Paris : Chéries – Chéris, Festival du film LGBTQI & +++
La 26ème édition du festival de films Chéries-Chéris se tiendra exceptionnellement du 29 juin au 6 juillet cette année, toujours dans les salles MK2 Bibliothèque, Quai de Seine et Beaubourg à Paris. Un festival rassembleur autour de la culture LGBT+. Laissez-vous tenter, c’est ici l’occasion de découvrir sur grand écran une sélection de films, courts et longs-métrages, mais aussi de documentaires. Il s’agit du plus grand festival du genre en France. À vous de programmer votre séjour à Paris. Mais, même si vous n’êtes pas obligatoirement présents, sachez que Chéries-Chéris donne le ton des prochains films à venir et à retenir. WAG pose ses questions à Grégory Tilhac, le délégué général du Festival…

Bonjour Grégory, cette édition de Chéries-Chéris est l’occasion de voir environ 140 films ou documentaires. Comment votre équipe procède-t-elle à la sélection d’une telle quantité d’œuvres?
C’est un travail au long cours. Le processus de sélection démarre dès janvier, avec les premiers films pressentis pour le Festival de Berlin, qui programme toujours beaucoup de films LGBT. Puis, ensuite avec ceux pressentis pour Cannes. Puis enfin avec tous ceux qui nous sont soumis sur notre plateforme de candidature. Je dirais que l’on visionne environ 280 longs métrages et 600 courts métrages, pour finalement 60 longs et 80 courts retenus. C’est donc un travail conséquent, mais nous tenons vraiment à ce qu’aucune œuvre passe sous nos radars. Tous sont visionnés, avec des avis formulés systématiquement.

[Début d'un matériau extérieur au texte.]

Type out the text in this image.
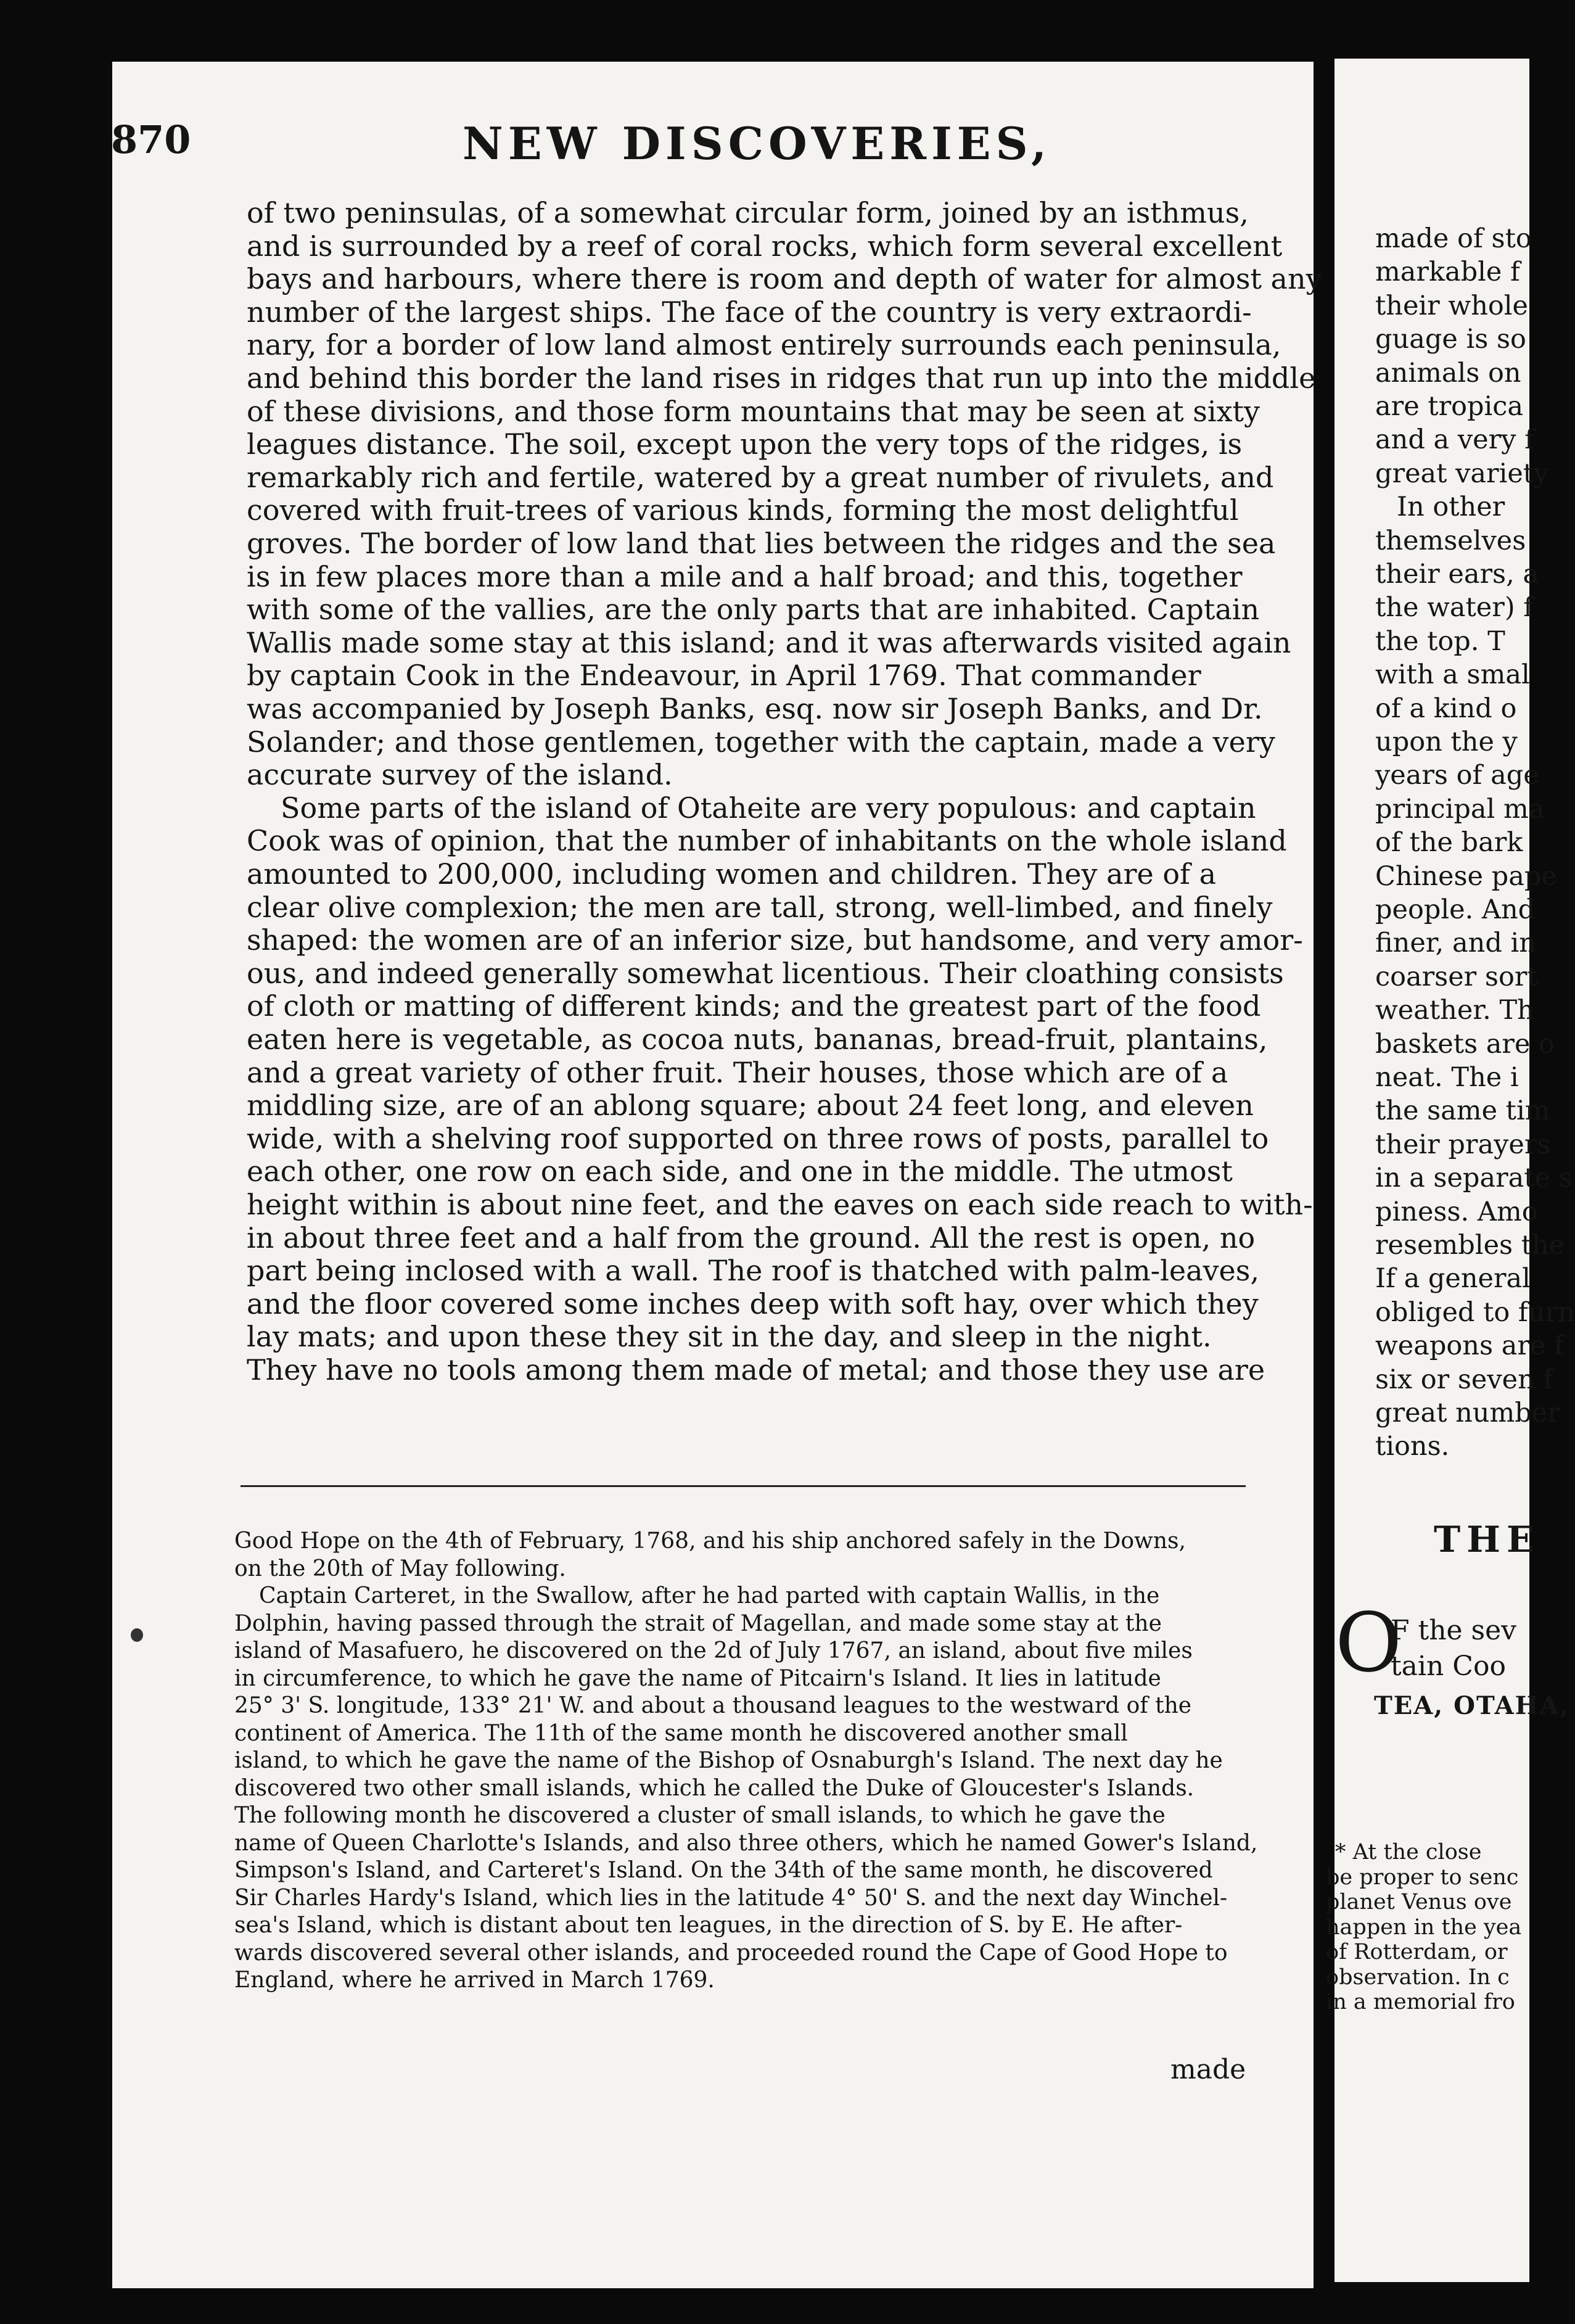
870	NEW DISCOVERIES,
of two peninsulas, of a somewhat circular form, joined by an isthmus,
and is surrounded by a reef of coral rocks, which form several excellent
bays and harbours, where there is room and depth of water for almost any
number of the largest ships. The face of the country is very extraordi-
nary, for a border of low land almost entirely surrounds each peninsula,
and behind this border the land rises in ridges that run up into the middle
of these divisions, and those form mountains that may be seen at sixty
leagues distance. The soil, except upon the very tops of the ridges, is
remarkably rich and fertile, watered by a great number of rivulets, and
covered with fruit-trees of various kinds, forming the most delightful
groves. The border of low land that lies between the ridges and the sea
is in few places more than a mile and a half broad; and this, together
with some of the vallies, are the only parts that are inhabited. Captain
Wallis made some stay at this island; and it was afterwards visited again
by captain Cook in the Endeavour, in April 1769. That commander
was accompanied by Joseph Banks, esq. now sir Joseph Banks, and Dr.
Solander; and those gentlemen, together with the captain, made a very
accurate survey of the island.
Some parts of the island of Otaheite are very populous: and captain
Cook was of opinion, that the number of inhabitants on the whole island
amounted to 200,000, including women and children. They are of a
clear olive complexion; the men are tall, strong, well-limbed, and finely
shaped: the women are of an inferior size, but handsome, and very amor-
ous, and indeed generally somewhat licentious. Their cloathing consists
of cloth or matting of different kinds; and the greatest part of the food
eaten here is vegetable, as cocoa nuts, bananas, bread-fruit, plantains,
and a great variety of other fruit. Their houses, those which are of a
middling size, are of an ablong square; about 24 feet long, and eleven
wide, with a shelving roof supported on three rows of posts, parallel to
each other, one row on each side, and one in the middle. The utmost
height within is about nine feet, and the eaves on each side reach to with-
in about three feet and a half from the ground. All the rest is open, no
part being inclosed with a wall. The roof is thatched with palm-leaves,
and the floor covered some inches deep with soft hay, over which they
lay mats; and upon these they sit in the day, and sleep in the night.
They have no tools among them made of metal; and those they use are
Good Hope on the 4th of February, 1768, and his ship anchored safely in the Downs,
on the 20th of May following.
Captain Carteret, in the Swallow, after he had parted with captain Wallis, in the
Dolphin, having passed through the strait of Magellan, and made some stay at the
island of Masafuero, he discovered on the 2d of July 1767, an island, about five miles
in circumference, to which he gave the name of Pitcairn's Island. It lies in latitude
25° 3' S. longitude, 133° 21' W. and about a thousand leagues to the westward of the
continent of America. The 11th of the same month he discovered another small
island, to which he gave the name of the Bishop of Osnaburgh's Island. The next day he
discovered two other small islands, which he called the Duke of Gloucester's Islands.
The following month he discovered a cluster of small islands, to which he gave the
name of Queen Charlotte's Islands, and also three others, which he named Gower's Island,
Simpson's Island, and Carteret's Island. On the 34th of the same month, he discovered
Sir Charles Hardy's Island, which lies in the latitude 4° 50' S. and the next day Winchel-
sea's Island, which is distant about ten leagues, in the direction of S. by E. He after-
wards discovered several other islands, and proceeded round the Cape of Good Hope to
England, where he arrived in March 1769.
made
made of sto
markable f
their whole
guage is so
animals on
are tropica
and a very f
great variety
In other
themselves
their ears, a
the water) f
the top. T
with a smal
of a kind o
upon the y
years of age
principal ma
of the bark
Chinese pape
people. And
finer, and in
coarser sort
weather. Th
baskets are o
neat. The i
the same tim
their prayers
in a separate s
piness. Amo
resembles the
If a general
obliged to furn
weapons are f
six or seven f
great number
tions.
THE
O
F the sev
tain Coo
TEA, OTAHA,
* At the close
be proper to senc
planet Venus ove
happen in the yea
of Rotterdam, or
observation. In c
in a memorial fro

L’importance de la transmission est un facteur majeur pour notre communauté LGBT+. Un événement comme Chéries-Chéris a-t-il un rôle à jouer dans ce sens?

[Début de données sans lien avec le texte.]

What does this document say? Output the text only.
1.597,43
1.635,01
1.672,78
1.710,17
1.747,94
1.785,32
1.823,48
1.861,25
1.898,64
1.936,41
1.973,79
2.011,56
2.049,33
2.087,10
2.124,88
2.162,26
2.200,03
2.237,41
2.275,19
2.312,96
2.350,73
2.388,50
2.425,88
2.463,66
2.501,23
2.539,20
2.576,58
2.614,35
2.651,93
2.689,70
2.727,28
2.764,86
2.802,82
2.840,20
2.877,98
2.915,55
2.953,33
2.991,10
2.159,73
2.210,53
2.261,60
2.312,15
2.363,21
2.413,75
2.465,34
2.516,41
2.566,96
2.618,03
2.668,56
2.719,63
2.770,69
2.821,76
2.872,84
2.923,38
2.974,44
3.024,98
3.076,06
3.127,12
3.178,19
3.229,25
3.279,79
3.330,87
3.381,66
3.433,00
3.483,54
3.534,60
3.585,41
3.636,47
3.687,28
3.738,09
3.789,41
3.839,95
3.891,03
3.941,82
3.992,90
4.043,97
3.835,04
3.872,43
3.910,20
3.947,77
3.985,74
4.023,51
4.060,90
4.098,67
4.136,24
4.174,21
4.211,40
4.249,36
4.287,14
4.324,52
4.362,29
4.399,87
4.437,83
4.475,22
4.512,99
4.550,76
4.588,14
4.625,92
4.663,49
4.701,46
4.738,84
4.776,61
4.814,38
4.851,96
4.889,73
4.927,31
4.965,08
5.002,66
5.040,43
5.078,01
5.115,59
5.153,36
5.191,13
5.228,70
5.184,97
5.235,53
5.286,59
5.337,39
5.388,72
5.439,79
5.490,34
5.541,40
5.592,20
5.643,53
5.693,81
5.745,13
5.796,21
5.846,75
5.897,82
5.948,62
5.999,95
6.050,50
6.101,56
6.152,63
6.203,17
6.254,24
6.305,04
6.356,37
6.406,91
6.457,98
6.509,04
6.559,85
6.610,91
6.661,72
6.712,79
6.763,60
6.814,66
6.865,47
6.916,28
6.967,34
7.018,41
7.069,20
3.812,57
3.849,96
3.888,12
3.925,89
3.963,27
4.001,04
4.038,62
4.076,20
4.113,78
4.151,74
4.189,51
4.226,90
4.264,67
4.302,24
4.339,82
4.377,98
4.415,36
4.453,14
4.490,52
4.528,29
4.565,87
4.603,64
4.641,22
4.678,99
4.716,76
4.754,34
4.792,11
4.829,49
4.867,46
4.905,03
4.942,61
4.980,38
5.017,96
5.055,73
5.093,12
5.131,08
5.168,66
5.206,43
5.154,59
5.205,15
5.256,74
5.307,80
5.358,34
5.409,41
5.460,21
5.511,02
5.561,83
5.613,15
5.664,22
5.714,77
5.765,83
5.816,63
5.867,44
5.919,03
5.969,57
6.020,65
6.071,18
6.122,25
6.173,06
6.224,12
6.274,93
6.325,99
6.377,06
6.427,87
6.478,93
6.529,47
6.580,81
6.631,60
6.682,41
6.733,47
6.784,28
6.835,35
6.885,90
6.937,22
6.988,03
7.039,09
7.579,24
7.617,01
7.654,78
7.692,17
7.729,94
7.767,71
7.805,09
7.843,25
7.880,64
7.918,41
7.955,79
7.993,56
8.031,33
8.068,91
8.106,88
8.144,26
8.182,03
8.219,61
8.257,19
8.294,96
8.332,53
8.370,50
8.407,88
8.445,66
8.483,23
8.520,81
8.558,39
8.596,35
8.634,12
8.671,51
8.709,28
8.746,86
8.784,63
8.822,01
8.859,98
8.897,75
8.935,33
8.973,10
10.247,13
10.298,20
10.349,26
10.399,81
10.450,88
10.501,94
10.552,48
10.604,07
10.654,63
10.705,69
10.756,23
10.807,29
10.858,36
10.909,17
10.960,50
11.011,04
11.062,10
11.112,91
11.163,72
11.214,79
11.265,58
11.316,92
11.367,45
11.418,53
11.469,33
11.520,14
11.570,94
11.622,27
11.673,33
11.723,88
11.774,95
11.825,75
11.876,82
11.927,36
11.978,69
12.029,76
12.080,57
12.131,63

Des progrès ont été accomplis dans la société en matière de droits pour les personnes LGBT, mais les discriminations et les violences persistent, et la représentation n’est toujours pas suffisante dans les médias. Notre festival est avant tout un événement cinéphile, un moment de célébration de la formidable profusion et de la grande diversité et créativité du cinéma LGBTQ. Mais notre mission est aussi d’honorer et de célébrer l’idée qu’il puisse exister une culture LGBTQI et en être fier. En France nous sommes très frileux avec cette idée, hantés par le spectre du communautarisme à l’anglo-saxonne et habités par la notion d’”inclusion”, maître mot de l’égalité républicaine. Mais il est essentiel que les personnes LGBTQI se retrouvent aussi entre elles pour réfléchir aux enjeux qui les concernent et qui sont déjà suffisamment nombreux si l’on cherche à conjuguer toutes les tendances du sigle LGBTQI +++ Cela ne veut pas dire que nous rejetons les spectateurs curieux qui ne seraient pas directement concernés, bien au contraire, mais nous ne pouvons pas remettre au centre de nos préoccupations celles de la majorité. Depuis maintenant 26 ans, le festival Chéries-Chéris donne une visibilité, un écho à toutes les luttes pour la dignité et la fierté qu’elles soient individuelles ou collectives, et constitue un moment essentiel de ralliement, de présentation, de représentation des acteurs de ce combat.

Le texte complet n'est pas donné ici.